Estimate the silex laser process needs 5-50 kWh/SWU [separative work units], actual details are classified but based on the 2-20 times better gas centrifuge statements.


A kilogram of LEU requires roughly 11 kilograms U as feedstock for the enrichment process and about 7 separative work units (SWUs) of enrichment services. To produce one kilogram of uranium enriched to 3.5% U-235 requires 4.3 SWU if the plant is operated at a tails assay 0.30%, or 4.8 SWU if the tails assay is 0.25% (thereby requiring only 7.0 kg instead of 7.8 kg of natural U feed).

How Efficient Will the Hyperion Power Generator Be?
Based on a re-examination of the wording of the uranium hydride reactor patent by Otis Peterson, the reactor can burn 50% of fissile material (the odd number isotopes and not Uranium 238). Thus the efficiency of fuel burning is probably about 67% better than current reactors. Current reactors burn 30% of the starting fissile material. This would suggest being in the range of 60-90 gwd/t (gigawatt days per ton.)

Hyperion’s CEO has stated a football size amount of waste is what is left after 5 years of 70 MWth, which would only be about 140 kg. If it started with 300 kg of uranium.

300 kg of uranium has 300,000 MW days of power if converting 100% of fissionable material (the starting uranium and its fissionable products. (1000 gwd/t * 0.3 tons)

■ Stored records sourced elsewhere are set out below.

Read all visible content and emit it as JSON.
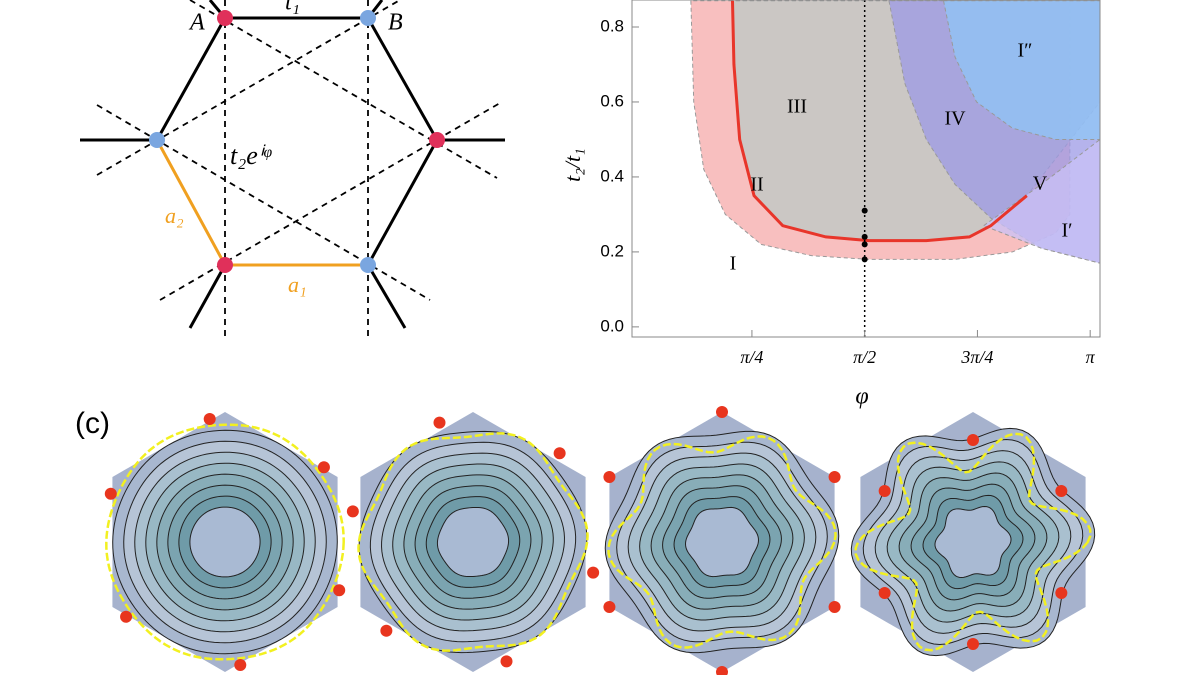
{
  "lattice": {
    "site_a": "A",
    "site_b": "B",
    "hop_1": "t₁",
    "hop_2": "t₂eⁱᵠ",
    "vec_2": "a₂",
    "vec_1": "a₁"
  },
  "chart_data": {
    "type": "phase",
    "xlabel": "φ",
    "ylabel": "t₂/t₁",
    "xlim": [
      -0.05,
      3.21
    ],
    "ylim": [
      -0.027,
      0.872
    ],
    "xticks": [
      {
        "value": 0.7854,
        "label": "π/4"
      },
      {
        "value": 1.5708,
        "label": "π/2"
      },
      {
        "value": 2.3562,
        "label": "3π/4"
      },
      {
        "value": 3.1416,
        "label": "π"
      }
    ],
    "yticks": [
      {
        "value": 0,
        "label": "0.0"
      },
      {
        "value": 0.2,
        "label": "0.2"
      },
      {
        "value": 0.4,
        "label": "0.4"
      },
      {
        "value": 0.6,
        "label": "0.6"
      },
      {
        "value": 0.8,
        "label": "0.8"
      }
    ],
    "regions": [
      {
        "color": "#f6a9a9",
        "x": [
          0.36,
          0.38,
          0.45,
          0.6,
          0.85,
          1.2,
          1.6,
          2.2,
          2.6,
          2.9,
          3.0,
          3.0
        ],
        "y": [
          0.87,
          0.6,
          0.42,
          0.3,
          0.22,
          0.19,
          0.18,
          0.18,
          0.2,
          0.25,
          0.3,
          0.87
        ]
      },
      {
        "color": "#bccac6",
        "x": [
          0.65,
          0.66,
          0.7,
          0.8,
          1.0,
          1.3,
          1.6,
          2.0,
          2.3,
          2.45,
          2.7,
          3.21,
          3.21
        ],
        "y": [
          0.87,
          0.7,
          0.5,
          0.35,
          0.27,
          0.24,
          0.23,
          0.23,
          0.24,
          0.27,
          0.35,
          0.6,
          0.87
        ]
      },
      {
        "color": "#9c9ae6",
        "x": [
          1.74,
          1.85,
          2.0,
          2.2,
          2.45,
          2.8,
          3.21,
          3.21
        ],
        "y": [
          0.87,
          0.65,
          0.5,
          0.38,
          0.29,
          0.21,
          0.17,
          0.87
        ]
      },
      {
        "color": "#8fc6f6",
        "x": [
          2.12,
          2.2,
          2.35,
          2.6,
          2.9,
          3.21,
          3.21
        ],
        "y": [
          0.87,
          0.72,
          0.6,
          0.53,
          0.5,
          0.5,
          0.87
        ]
      },
      {
        "color": "#c9c2f7",
        "x": [
          2.4,
          2.8,
          3.21,
          3.21,
          2.8
        ],
        "y": [
          0.27,
          0.38,
          0.5,
          0.17,
          0.21
        ]
      }
    ],
    "series": [
      {
        "color": "#e8352a",
        "x": [
          0.65,
          0.66,
          0.7,
          0.8,
          1.0,
          1.3,
          1.6,
          2.0,
          2.3,
          2.45,
          2.7
        ],
        "y": [
          0.87,
          0.7,
          0.5,
          0.35,
          0.27,
          0.24,
          0.23,
          0.23,
          0.24,
          0.27,
          0.35
        ]
      }
    ],
    "cut": {
      "x": 1.5708,
      "points": [
        0.31,
        0.24,
        0.22,
        0.18
      ]
    },
    "annotations": [
      "I",
      "II",
      "III",
      "IV",
      "V",
      "I′",
      "I″"
    ]
  },
  "panel_c": {
    "label": "(c)"
  }
}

The 70MWth for 5 years would need 5 *365*70 = 127,750 MW days

This would suggest that 42% of the available fissionable power.

This site is confident about advancing nanoscale manufacturing capability. This should lead to nanomaterial thermoelectrics with ZT scoreof 4-20 and possibly higher. This would be as good as steam generators efficiency in a lighter weight system.

Fusion power may not be ready until later. The best bet being the Tri-alpha energy colliding beam fusion and the EMC2 Inertial electrostatic fusion.